DDP training finished with error

My code runs well, but it always finishes the training with an error:

...
[2021-04-24 13:45:52] -- DEBUG: val>>>[94/94-500] ips-9.1, loss-0.2466, liou-0.1080, l1-0.0061, miou-0.89
[2021-04-24 13:45:52] -- DEBUG: Training is done!

free(): invalid pointer
Traceback (most recent call last):
  File "/home/space/Public/anaconda3/envs/pytorch17/lib/python3.8/runpy.py", line 194, in _run_module_as_main
    return _run_code(code, main_globals, None,
  File "/home/space/Public/anaconda3/envs/pytorch17/lib/python3.8/runpy.py", line 87, in _run_code
    exec(code, run_globals)
  File "/home/space/Public/anaconda3/envs/pytorch17/lib/python3.8/site-packages/torch/distributed/launch.py", line 260, in <module>
    main()
  File "/home/space/Public/anaconda3/envs/pytorch17/lib/python3.8/site-packages/torch/distributed/launch.py", line 255, in main
    raise subprocess.CalledProcessError(returncode=process.returncode,
subprocess.CalledProcessError: Command '['/home/space/Public/anaconda3/envs/pytorch17/bin/python', '-u', 'train_filter_s.py', '--local_rank=1']' died with <Signals.SIGABRT: 6>.

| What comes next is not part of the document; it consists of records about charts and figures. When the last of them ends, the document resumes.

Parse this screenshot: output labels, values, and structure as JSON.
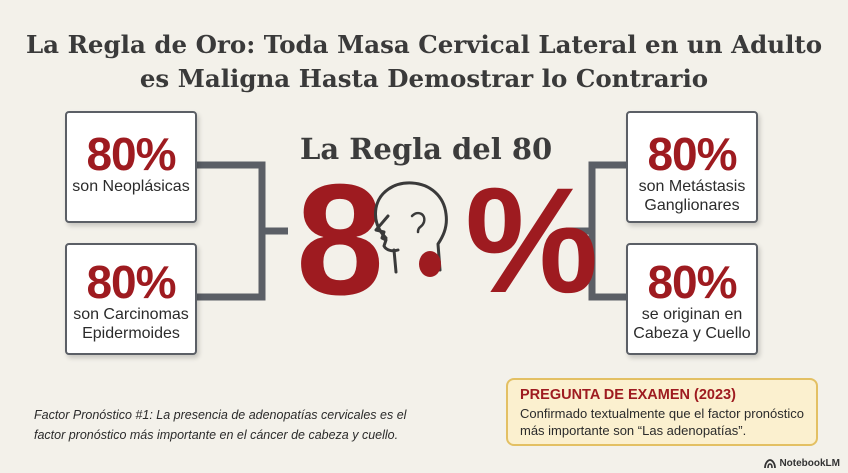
{
  "title": {
    "line1": "La Regla de Oro: Toda Masa Cervical Lateral en un Adulto",
    "line2": "es Maligna Hasta Demostrar lo Contrario"
  },
  "center": {
    "label": "La Regla del 80",
    "digit": "8",
    "percent": "%",
    "icon": "head-neck-profile-icon"
  },
  "cards": {
    "top_left": {
      "pct": "80%",
      "line1": "son Neoplásicas",
      "line2": ""
    },
    "bottom_left": {
      "pct": "80%",
      "line1": "son Carcinomas",
      "line2": "Epidermoides"
    },
    "top_right": {
      "pct": "80%",
      "line1": "son Metástasis",
      "line2": "Ganglionares"
    },
    "bottom_right": {
      "pct": "80%",
      "line1": "se originan en",
      "line2": "Cabeza y Cuello"
    }
  },
  "footnote": {
    "line1": "Factor Pronóstico #1: La presencia de adenopatías cervicales es el",
    "line2": "factor pronóstico más importante en el cáncer de cabeza y cuello."
  },
  "exam": {
    "title": "PREGUNTA DE EXAMEN (2023)",
    "line1": "Confirmado textualmente que el factor pronóstico",
    "line2": "más importante son “Las adenopatías”."
  },
  "brand": {
    "label": "NotebookLM",
    "icon": "notebooklm-logo-icon"
  },
  "colors": {
    "accent": "#9e1b20",
    "background": "#f3f1ea",
    "exam_bg": "#fbf0cf",
    "exam_border": "#e3c063"
  }
}
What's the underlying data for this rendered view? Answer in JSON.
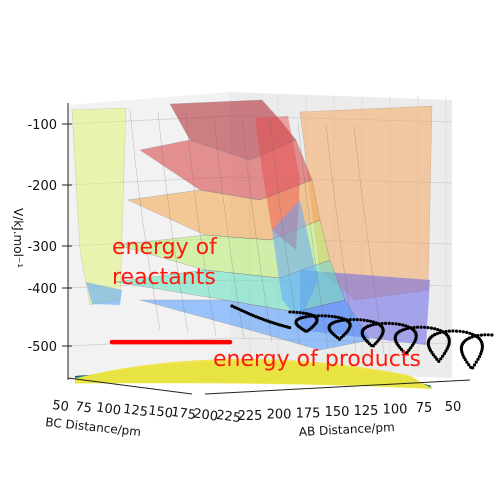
{
  "chart_data": {
    "type": "surface3d",
    "zlabel": "V/kJ.mol⁻¹",
    "xlabel": "AB Distance/pm",
    "ylabel": "BC Distance/pm",
    "z_ticks": [
      "-100",
      "-200",
      "-300",
      "-400",
      "-500"
    ],
    "ab_ticks": [
      "225",
      "200",
      "175",
      "150",
      "125",
      "100",
      "75",
      "50"
    ],
    "bc_ticks": [
      "50",
      "75",
      "100",
      "125",
      "150",
      "175",
      "200",
      "225"
    ],
    "zlim": [
      -570,
      -80
    ],
    "annotations": {
      "reactants": [
        "energy of",
        "reactants"
      ],
      "products": "energy of products"
    },
    "levels": {
      "reactants_energy": -430,
      "products_energy": -545
    },
    "colors": {
      "annotation": "#ff1a0a",
      "energy_line": "#ff0000",
      "trajectory": "#000000",
      "colormap": [
        "#30123b",
        "#3b4cc0",
        "#4f9bff",
        "#60e0c0",
        "#b8f070",
        "#f7e14a",
        "#f4a64a",
        "#d94040",
        "#b0202a"
      ]
    }
  }
}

Although there is no impact on my work, I still want to remove this error message.
part of my code:

    if 'RANK' in os.environ and 'WORLD_SIZE' in os.environ:
        args.world_size = int(os.environ['WORLD_SIZE'])
        args.rank = int(os.environ["RANK"])
        args.local_rank = int(os.environ['LOCAL_RANK'])
    elif 'SLURM_PROCID' in os.environ:
        args.rank = int(os.environ['SLURM_PROCID'])
        args.local_rank = args.rank % torch.cuda.device_count()

    args.master_addr = str(os.environ['MASTER_ADDR']) if 'MASTER_ADDR' in os.environ else '????'
    args.master_port = str(os.environ['MASTER_PORT']) if 'MASTER_PORT' in os.environ else '????'
    print('| distributed init (rank {} local {}) -- master://{}:{}'.format(
        args.rank, args.local_rank, args.master_addr, args.master_port), flush=True)

    args.distributed = True
    args.device = 'cuda'
    torch.cuda.set_device(args.local_rank)

    torch.distributed.init_process_group(backend='nccl', init_method='env://')  # env -- read from environ
    torch.distributed.barrier()
    setup_for_distributed(args.rank == 0)

    ... 
    ...

    for epoch in range(args.start_epoch, args.epochs):
        args.current_epoch = epoch

        # train
        if args.distributed:
            sampler_train.set_epoch(args.current_epoch)
        train_one_epoch(args, model, optimizer, loader_train, logger, writer_train)

        # change learning rate
        lr_scheduler.step()

        # save checkpoint
        if (args.current_epoch + 1) % args.save_interval == 0:
            save_checkpoint(args, model_without_ddp, optimizer, lr_scheduler)

        # validate
        if (args.current_epoch + 1) % args.val_interval == 0 and val_flag:
            if args.distributed:
                sampler_val.set_epoch(args.current_epoch)
            validate(args, model, loader_val, logger, writer_val)

    # cleanup
    if args.distributed:
        torch.distributed.destroy_process_group()

Do you have the complete C++ stack trace of the error for free()? If not, is it possible to run the process with gdb and share the stack trace gdb reports when it errors out?